En 2012, elle commence à chercher des textes, une amie lui fait découvrir Una habitación en Babel  d’Eliacer Cansino, qui deviendra Les Enfants de Babel en français. Coup de cœur pour cette histoire d’immigration écrite par un auteur espagnol, également professeur de philosophie. Elle propose le texte à l’éditrice Geneviève Brisac qui décide de le publier. Ce sera sa première traduction (le roman sera finaliste du prix Sorcières 2014). Puis, la directrice des droits étrangers de l’Ecole des loisirs, lui recommande de la part de l’éditrice allemande du roman, la lecture de Piedra, papel o tijera d’Inés Garland (Pierre contre ciseaux). Celui-ci recevra en Allemagne, sous le titre Wie ein unsichtbares Band, le prestigieux prix de littérature jeunesse. Quelques temps plus tard Sophie Hofnung se rend à un atelier de traduction international « Traduire l’imagination » à Buenos Aires. Elle en ramène une dizaine de livres dont Pierre contre ciseaux, séduite par ce roman d’apprentissage qui raconte l’éveil à l’amour, mais aussi à la réalité sociale, de la jeune Alma, au moment du coup d’État et de l’instauration de la dictature en Argentine. Ce sera sa troisième traduction. Débute alors une course contre la montre. Les droits du roman, lu en septembre, sont acquis dans la foulée, et l’auteure est conviée au Salon du livre de Paris en mars 2014 dont le pays invité d’honneur est l’Argentine… (Vidéo de la rencontre organisée par la Bnf en mars 2014 avec Inés Garland)

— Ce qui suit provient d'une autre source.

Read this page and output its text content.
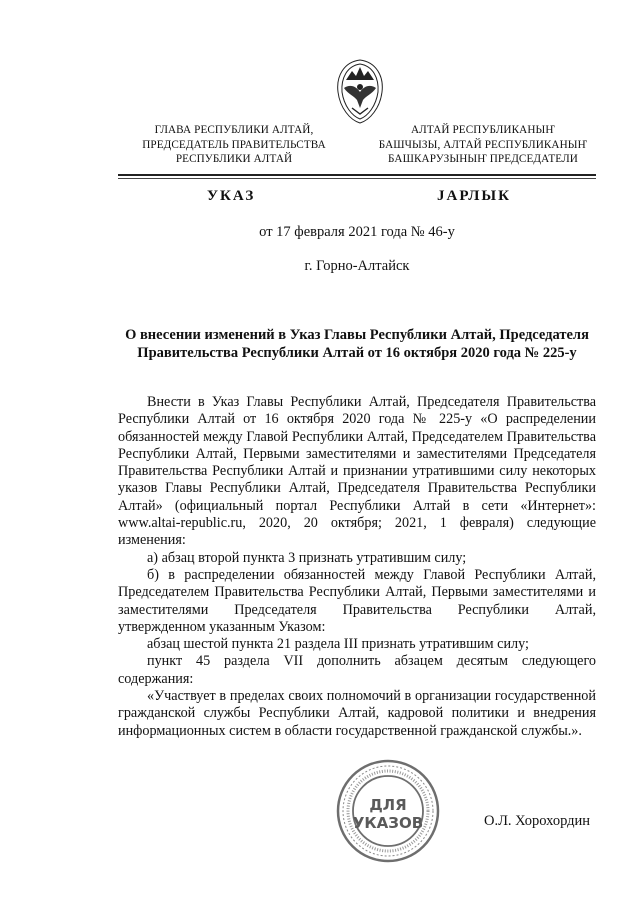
ГЛАВА РЕСПУБЛИКИ АЛТАЙ,
ПРЕДСЕДАТЕЛЬ ПРАВИТЕЛЬСТВА
РЕСПУБЛИКИ АЛТАЙ
АЛТАЙ РЕСПУБЛИКАНЫҤ
БАШЧЫЗЫ, АЛТАЙ РЕСПУБЛИКАНЫҤ
БАШКАРУЗЫНЫҤ ПРЕДСЕДАТЕЛИ
УКАЗ	JАРЛЫК
от 17 февраля 2021 года № 46-у
г. Горно-Алтайск
О внесении изменений в Указ Главы Республики Алтай, Председателя
Правительства Республики Алтай от 16 октября 2020 года № 225-у

Внести в Указ Главы Республики Алтай, Председателя Правительства Республики Алтай от 16 октября 2020 года № 225-у «О распределении обязанностей между Главой Республики Алтай, Председателем Правительства Республики Алтай, Первыми заместителями и заместителями Председателя Правительства Республики Алтай и признании утратившими силу некоторых указов Главы Республики Алтай, Председателя Правительства Республики Алтай» (официальный портал Республики Алтай в сети «Интернет»: www.altai-republic.ru, 2020, 20 октября; 2021, 1 февраля) следующие изменения:

а) абзац второй пункта 3 признать утратившим силу;

б) в распределении обязанностей между Главой Республики Алтай, Председателем Правительства Республики Алтай, Первыми заместителями и заместителями Председателя Правительства Республики Алтай, утвержденном указанным Указом:

абзац шестой пункта 21 раздела III признать утратившим силу;

пункт 45 раздела VII дополнить абзацем десятым следующего содержания:

«Участвует в пределах своих полномочий в организации государственной гражданской службы Республики Алтай, кадровой политики и внедрения информационных систем в области государственной гражданской службы.».

ДЛЯ
УКАЗОВ	О.Л. Хорохордин
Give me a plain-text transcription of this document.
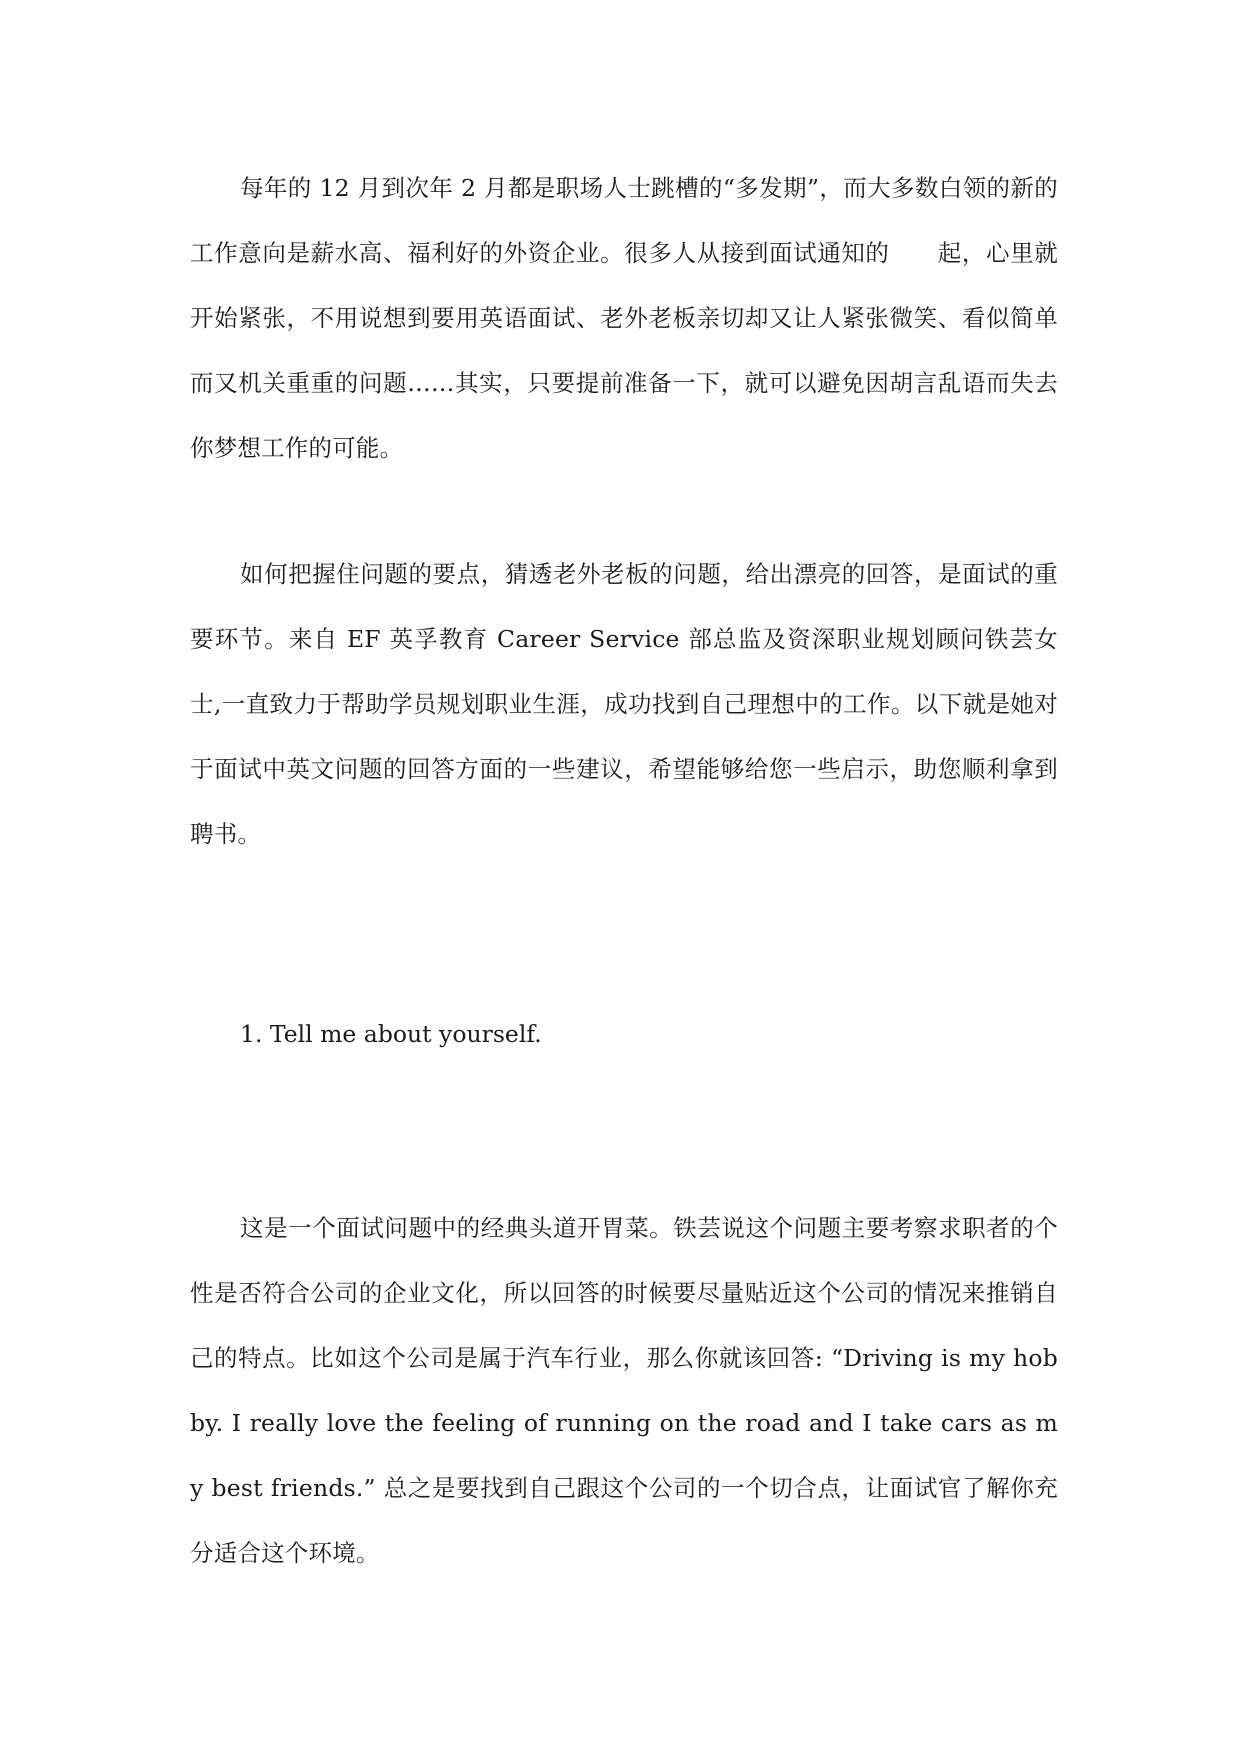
每年的 12 月到次年 2 月都是职场人士跳槽的“多发期”，而大多数白领的新的工作意向是薪水高、福利好的外资企业。很多人从接到面试通知的　　起，心里就开始紧张，不用说想到要用英语面试、老外老板亲切却又让人紧张微笑、看似简单而又机关重重的问题……其实，只要提前准备一下，就可以避免因胡言乱语而失去你梦想工作的可能。

如何把握住问题的要点，猜透老外老板的问题，给出漂亮的回答，是面试的重要环节。来自 EF 英孚教育 Career Service 部总监及资深职业规划顾问铁芸女士,一直致力于帮助学员规划职业生涯，成功找到自己理想中的工作。以下就是她对于面试中英文问题的回答方面的一些建议，希望能够给您一些启示，助您顺利拿到聘书。

1. Tell me about yourself.

这是一个面试问题中的经典头道开胃菜。铁芸说这个问题主要考察求职者的个性是否符合公司的企业文化，所以回答的时候要尽量贴近这个公司的情况来推销自己的特点。比如这个公司是属于汽车行业，那么你就该回答: “Driving is my hobby. I really love the feeling of running on the road and I take cars as my best friends.” 总之是要找到自己跟这个公司的一个切合点，让面试官了解你充分适合这个环境。
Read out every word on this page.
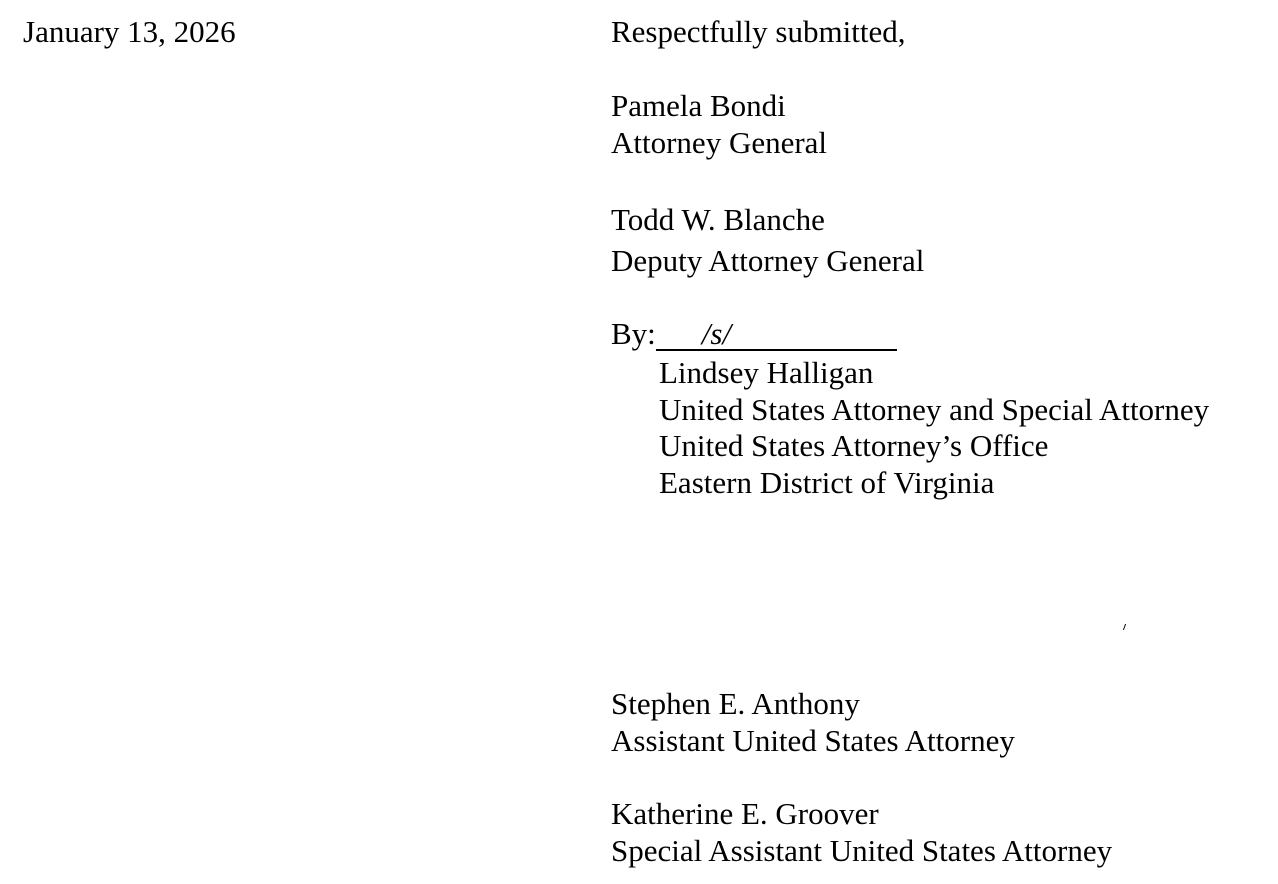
January 13, 2026	Respectfully submitted,
Pamela Bondi
Attorney General
Todd W. Blanche
Deputy Attorney General
By: /s/
Lindsey Halligan
United States Attorney and Special Attorney
United States Attorney’s Office
Eastern District of Virginia
Stephen E. Anthony
Assistant United States Attorney
Katherine E. Groover
Special Assistant United States Attorney
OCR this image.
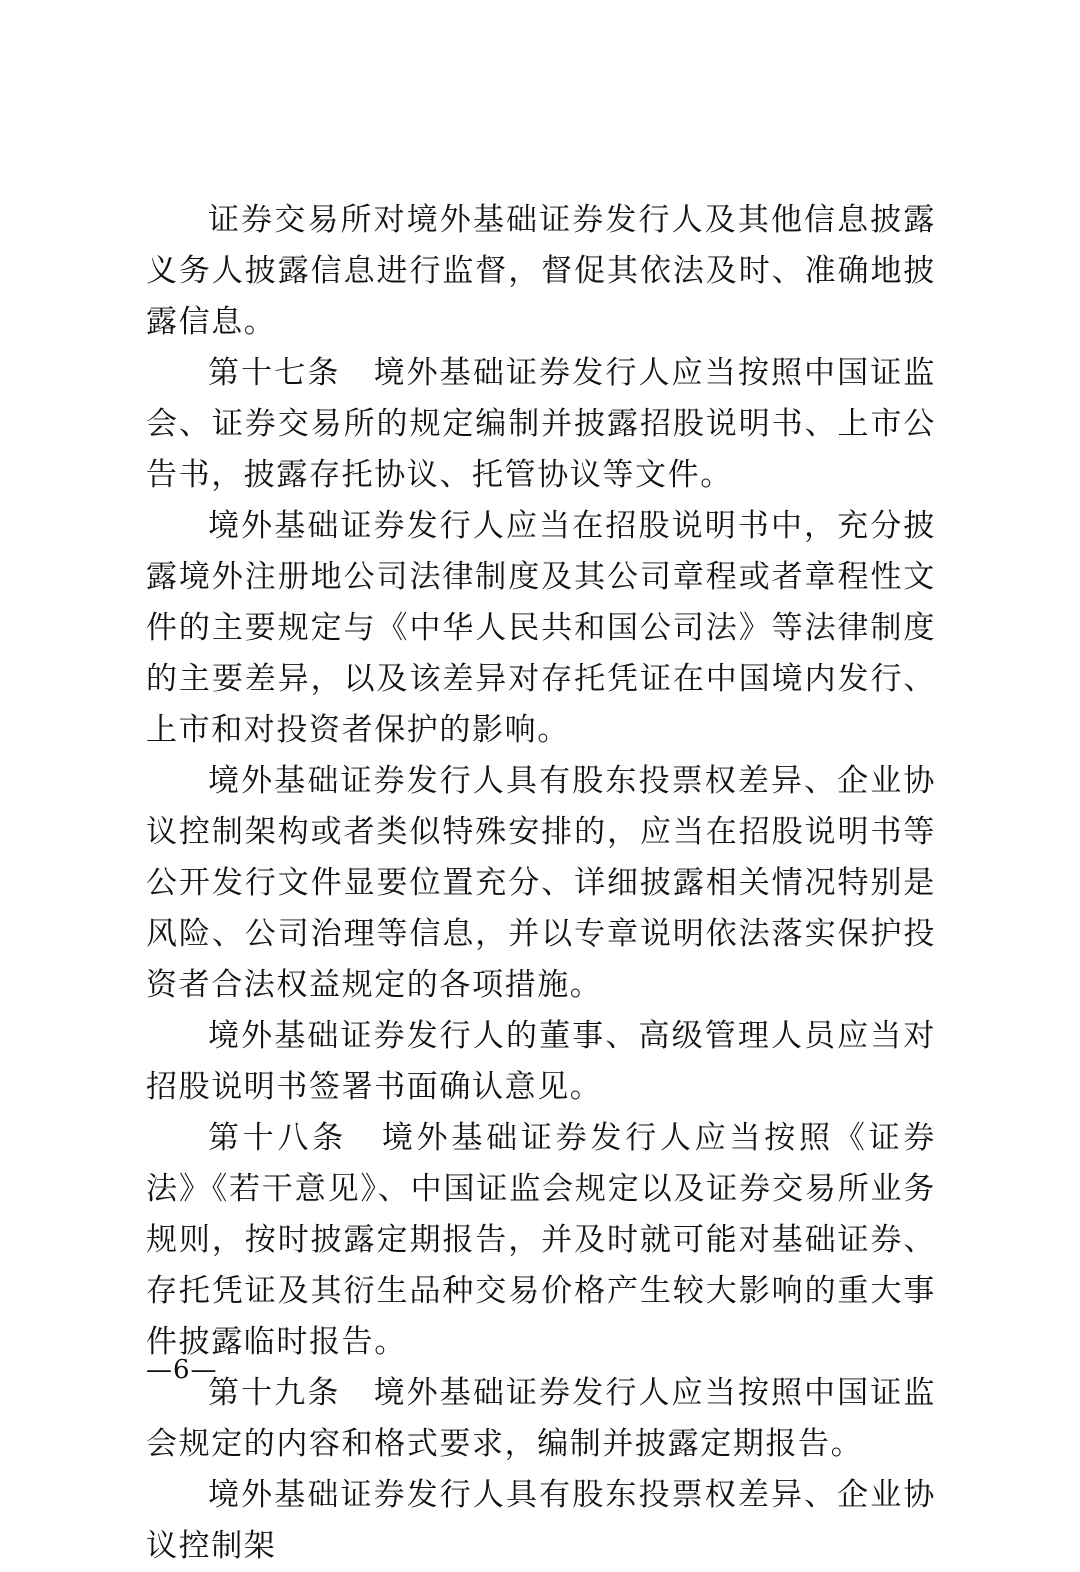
证券交易所对境外基础证券发行人及其他信息披露义务人披露信息进行监督，督促其依法及时、准确地披露信息。

第十七条　境外基础证券发行人应当按照中国证监会、证券交易所的规定编制并披露招股说明书、上市公告书，披露存托协议、托管协议等文件。

境外基础证券发行人应当在招股说明书中，充分披露境外注册地公司法律制度及其公司章程或者章程性文件的主要规定与《中华人民共和国公司法》等法律制度的主要差异，以及该差异对存托凭证在中国境内发行、上市和对投资者保护的影响。

境外基础证券发行人具有股东投票权差异、企业协议控制架构或者类似特殊安排的，应当在招股说明书等公开发行文件显要位置充分、详细披露相关情况特别是风险、公司治理等信息，并以专章说明依法落实保护投资者合法权益规定的各项措施。

境外基础证券发行人的董事、高级管理人员应当对招股说明书签署书面确认意见。

第十八条　境外基础证券发行人应当按照《证券法》《若干意见》、中国证监会规定以及证券交易所业务规则，按时披露定期报告，并及时就可能对基础证券、存托凭证及其衍生品种交易价格产生较大影响的重大事件披露临时报告。

第十九条　境外基础证券发行人应当按照中国证监会规定的内容和格式要求，编制并披露定期报告。

境外基础证券发行人具有股东投票权差异、企业协议控制架

—6—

Un livre traduit avec les cinq sens

Sophie Hofnung tente de se ménager des temps continus de traduction pour pouvoir s’immerger dans le texte et « mettre en route la machine ». « Si je peux m’isoler quatre jours, sans interruption, je suis dix fois plus efficace. Les petits bouts sont mortels, on perd la cohérence du texte », confie-t-elle. Elle se plonge donc dans ce roman dont le fleuve est un des personnages, avec ses crues, sa boue, sa couleur, ses odeurs. Elle regarde des vidéos des années 70 pour visualiser le delta du Tigre à cette époque. « C’est un livre traduit avec les cinq sens », explique-t-elle, revenant sur le style de l’auteure dont les descriptions ne s’accompagnent jamais de commentaires. « Dans une langue précise et ciselée, Inés Garland parvient à décrire, par touches délicates, le monde sensible qui entoure ses personnages aussi bien qu’à sonder leur âme et leurs émotions». Avec une extrême sobriété, l’auteur fait ainsi renaître les brûlantes sensations qui traversent l’adolescence, sa sensualité à fleur de peau. « La scène où Marito effleure la joue d’Alma dans l’eau est bien plus forte que celle de sa défloration », observe la traductrice qui avoue avoir dû résister à la tentation de « se laisser embarquer par la puissance de l’effet produit » et s’être contrainte à « obtenir bien sûr les mêmes effets avec la même économie de moyens. »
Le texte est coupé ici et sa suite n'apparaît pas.